A 39 ans, Julien Magitteri est le président de Fair/e, créée en 2016. Avant de se lancer dans l’entrepreneuriat, ce jeune dirigeant a travaillé plusieurs années dans la banque privée. « Se distinguant des structures plus traditionnelles du ‘family office’, Fair/e, fondée par cinq entrepreneurs, a le souhait d’accompagner des fortunes nouvelles, chefs d’entreprise ou cadres dirigeants, dont les patrimoines se situent entre 3 et 30 millions d’euros, explique-t-il. Au-delà de ce seuil, nous accompagnons nos clients et nos prospects vers les solutions proposées par Intuitae, actionnaire avec lequel nous partageons les mêmes convictions (éthique, confidentialité et conformité). » Neuf mois après sa création, ce family office à l’esprit de start-up a collecté 100 millions d’euros auprès de 14 cercles de familles ou groupes d’associés. La moyenne d’âge de ses clients, situés à Paris et en province, est de 39 ans. « Fair/e est une structure innovante et très digitale, souligne Julien Magitteri. Nous utilisons une application mobile, permettant de consolider l’ensemble des avoirs de nos clients, même à l’international (l’outil ne permet pas d’effectuer des transactions). Et je ne souhaitais plus d’e-mails ! Donc grâce à cette application, le client peut nous solliciter en direct à tout moment et déposer des documents, ou consulter des fichiers que nous lui avons adressés en toute sécurité et confidentialité. » La société a aussi mis au point un outil interne de comparaison des performances financières de l’ensemble des banques et des sociétés de gestion et utilise la signature électronique « afin de faire gagner du temps à nos clients et faciliter leurs opérations », précise son président.
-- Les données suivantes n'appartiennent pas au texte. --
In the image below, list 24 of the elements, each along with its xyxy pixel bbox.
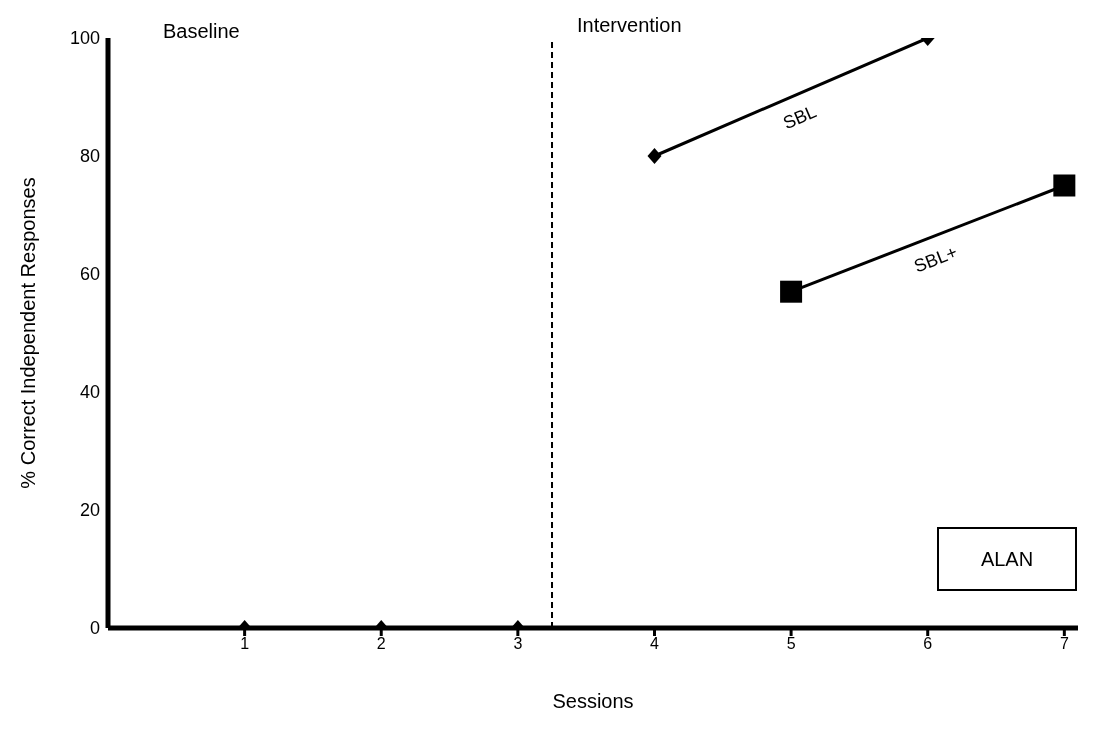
text: Intervention [577, 14, 682, 36]
annotation: ALAN [980, 548, 1034, 570]
y-tick-label: 100 [69, 28, 100, 49]
x-tick-label: 3 [513, 635, 523, 653]
point [647, 148, 662, 164]
x-tick-label: 4 [650, 635, 660, 653]
x-tick-label: 6 [923, 635, 933, 653]
point [1053, 174, 1076, 197]
text: SBL [780, 101, 820, 134]
text: SBL+ [911, 241, 961, 277]
y-tick-label: 60 [79, 264, 100, 285]
y-tick-label: 80 [79, 146, 100, 167]
x-tick-label: 1 [240, 635, 250, 653]
text-box: ALAN [937, 527, 1077, 591]
annotation: Baseline [163, 20, 240, 42]
x-tick-label: 2 [376, 635, 386, 653]
y-tick-label: 0 [89, 618, 100, 639]
x-tick-label: 5 [786, 635, 796, 653]
x-tick-label: 7 [1059, 635, 1069, 653]
point [780, 280, 803, 303]
y-axis-title: % Correct Independent Responses [17, 177, 40, 489]
y-tick-label: 20 [79, 500, 100, 521]
x-axis-title: Sessions [552, 690, 634, 712]
y-tick-label: 40 [79, 382, 100, 403]
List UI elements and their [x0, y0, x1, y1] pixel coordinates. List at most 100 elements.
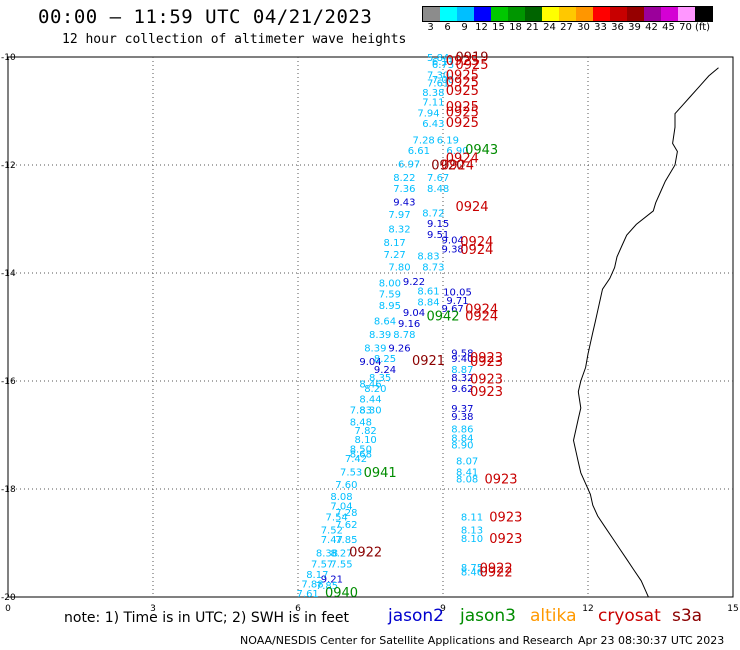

Les acteurs du family office se préparent à d’autres évolutions liées à l’arrivée de la directive MIF 2 qui mettra un terme au système des rétrocessions de commissions. L’Association française du family office prône la rémunération sur honoraires et la transparence absolue sur les commissions (lire l’entretien). Mais pour l’heure, tous les acteurs ne sont pas passés à une facturation en honoraires de conseil. Et pour ceux adossés à des banques ou qui ont des liens capitalistiques avec des sociétés de gestion, la question de l’indépendance peut légitimement surgir. « Certaines sociétés sont clairement inféodées à une banque ou société de gestion, grince un professionnel. D’autres ont mis en place une organisation étanche pour préserver leur indépendance. Beaucoup sont terrorisées par MIF 2 ! » Le petit monde du family office n’a pas fini de s’agiter.